To advance hearing enhancement technologies, such as hearing aids and hearable devices, it is essential to establish reliable methods for automatically evaluating the speech intelligibility of audio signals. This involves creating a predictive model that takes both the audio produced by a hearing aid and listener characteristics (e.g., their audiogram) to estimate the speech intelligibility score that listeners would achieve in a listening test. In recent years, we have conducted the CPC1 Challenge and CPC2 Challenge to improve these models. These challenges were featured at a special session of Interspeech 2022 and at a satellite workshop during Interspeech 2023, respectively.

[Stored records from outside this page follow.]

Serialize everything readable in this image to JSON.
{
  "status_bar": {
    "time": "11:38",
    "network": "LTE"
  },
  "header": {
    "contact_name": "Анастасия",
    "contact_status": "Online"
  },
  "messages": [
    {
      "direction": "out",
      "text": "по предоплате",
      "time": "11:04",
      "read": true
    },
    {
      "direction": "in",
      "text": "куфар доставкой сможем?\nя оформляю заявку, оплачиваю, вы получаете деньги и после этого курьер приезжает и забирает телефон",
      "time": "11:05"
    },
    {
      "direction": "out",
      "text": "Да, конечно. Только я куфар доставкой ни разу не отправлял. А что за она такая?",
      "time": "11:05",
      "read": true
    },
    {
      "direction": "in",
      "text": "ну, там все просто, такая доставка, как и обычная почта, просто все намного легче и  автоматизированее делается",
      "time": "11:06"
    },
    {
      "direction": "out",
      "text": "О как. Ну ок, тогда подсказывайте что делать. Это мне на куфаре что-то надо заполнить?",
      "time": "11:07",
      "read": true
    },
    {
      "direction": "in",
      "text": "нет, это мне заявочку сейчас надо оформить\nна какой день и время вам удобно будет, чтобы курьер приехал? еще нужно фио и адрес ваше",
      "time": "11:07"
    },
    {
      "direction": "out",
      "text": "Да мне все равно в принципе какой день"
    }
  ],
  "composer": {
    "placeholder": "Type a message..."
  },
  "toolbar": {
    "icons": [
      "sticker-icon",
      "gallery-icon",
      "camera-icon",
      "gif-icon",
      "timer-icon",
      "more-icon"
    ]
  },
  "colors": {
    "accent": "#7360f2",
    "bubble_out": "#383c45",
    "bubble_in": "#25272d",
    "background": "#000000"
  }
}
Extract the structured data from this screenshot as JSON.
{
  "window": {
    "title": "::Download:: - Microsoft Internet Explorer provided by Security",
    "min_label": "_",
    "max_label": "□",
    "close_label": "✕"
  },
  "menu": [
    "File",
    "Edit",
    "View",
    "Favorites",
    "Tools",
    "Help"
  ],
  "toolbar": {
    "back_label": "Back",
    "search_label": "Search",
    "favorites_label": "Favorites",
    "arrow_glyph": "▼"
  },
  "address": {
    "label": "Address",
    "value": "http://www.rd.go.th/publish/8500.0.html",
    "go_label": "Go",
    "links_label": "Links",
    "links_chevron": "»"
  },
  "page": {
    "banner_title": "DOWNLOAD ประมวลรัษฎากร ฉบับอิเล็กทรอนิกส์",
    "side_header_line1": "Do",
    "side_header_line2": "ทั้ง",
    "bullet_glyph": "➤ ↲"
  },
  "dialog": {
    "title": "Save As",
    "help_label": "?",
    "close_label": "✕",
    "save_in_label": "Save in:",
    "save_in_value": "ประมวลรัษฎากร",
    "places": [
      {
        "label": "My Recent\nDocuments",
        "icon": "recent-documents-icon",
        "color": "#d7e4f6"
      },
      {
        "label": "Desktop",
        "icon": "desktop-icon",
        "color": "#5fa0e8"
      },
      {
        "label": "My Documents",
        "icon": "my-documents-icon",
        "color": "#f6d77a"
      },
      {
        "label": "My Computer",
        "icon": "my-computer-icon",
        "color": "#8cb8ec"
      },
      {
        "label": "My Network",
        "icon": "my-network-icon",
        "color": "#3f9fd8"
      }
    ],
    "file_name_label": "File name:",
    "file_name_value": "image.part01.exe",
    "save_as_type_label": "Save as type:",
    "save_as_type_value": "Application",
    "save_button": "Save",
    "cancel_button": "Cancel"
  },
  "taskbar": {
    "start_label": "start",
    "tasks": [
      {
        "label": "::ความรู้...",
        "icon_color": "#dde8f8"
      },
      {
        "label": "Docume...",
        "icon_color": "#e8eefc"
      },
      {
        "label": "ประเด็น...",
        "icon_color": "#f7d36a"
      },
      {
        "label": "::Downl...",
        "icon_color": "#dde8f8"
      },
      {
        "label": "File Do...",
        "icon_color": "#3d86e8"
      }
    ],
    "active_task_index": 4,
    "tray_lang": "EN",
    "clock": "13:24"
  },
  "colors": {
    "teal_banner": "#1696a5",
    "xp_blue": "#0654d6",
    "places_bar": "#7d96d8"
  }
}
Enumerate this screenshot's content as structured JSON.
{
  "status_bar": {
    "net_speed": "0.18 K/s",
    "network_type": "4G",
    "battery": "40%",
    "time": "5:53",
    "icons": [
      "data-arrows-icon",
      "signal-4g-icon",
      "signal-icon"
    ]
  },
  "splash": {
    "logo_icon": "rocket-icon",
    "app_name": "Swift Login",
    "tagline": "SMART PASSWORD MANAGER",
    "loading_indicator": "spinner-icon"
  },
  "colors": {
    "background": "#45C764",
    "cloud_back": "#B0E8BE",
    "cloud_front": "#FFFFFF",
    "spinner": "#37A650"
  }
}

We are now excited to announce the launch of the third round of the Clarity Prediction Challenge, which builds on previous editions by incorporating a larger and more diverse set of listener data for training and evaluation. The results of this new challenge will be showcased at an ISCA workshop, which will be a satellite event at Interspeech 2025 in Rotterdam on August 22, 2025. The challenge was officially launched on March 17, 2025, and this site provides all necessary resources for participants.

Short Description​

The task involves estimating the intelligibility of speech-in-noise signals processed by hearing aid algorithms and presented to listeners with hearing loss. Each signal contains a short sentence that listeners were asked to repeat. Your system will need to predict how many words were correctly recognised by the listeners.

Systems will be ranked based on overall performance across a large evaluation set. Specifically, we will compute the RMSE between the predictions and the true values of the listener's percentage word correctness scores per sentence.

The quality of the hearing aid signals being evaluated varies widely. Below are examples of good, fair, and poor signals. Your prediction algorithm must be robust enough to handle this variation.

GoodFairPoor

The Data​

Participants will receive a training dataset to develop their systems. This dataset includes:

  • Audio signals processed by a variety of (simulated) hearing aids for speech-in-noise;
  • The corresponding clean reference signals (the original speech);
  • A measurement of the severity of each listener's hearing impairment;
  • Measured speech intelligibility scores from listening tests, in which listeners repeated what they heard after hearing aid processing.

See the Data page for full data details.

The Task​

Participants will be provided with an evaluation set containing:

  • Audio produced by a variety of (simulated) hearing aids for speech-in-noise;
  • The hearing impairment severity of the listeners;
  • The clean reference signal (the original speech).

We will evaluate two types of systems: intrusive and non-intrusive.

  • Intrusive systems (double-ended) require a clean speech reference.
  • Non-intrusive systems (single-ended) rely solely on the hearing aid output.

Systems will be ranked based on the Root Mean Squared Error (RMSE) between predicted and actual intelligibility scores.

To help participants get started, we provide a baseline system that uses the HASPI metric to predict speech intelligibility. Details of this system are available on the Baseline page.

Refer to the rules page for complete task details.

Registering and Submitting​

To participate in the challenge, you will need to register your team and download the data. Entrants will have until July 31st to complete their submissions. Full instructions for submission are available on the Submission page.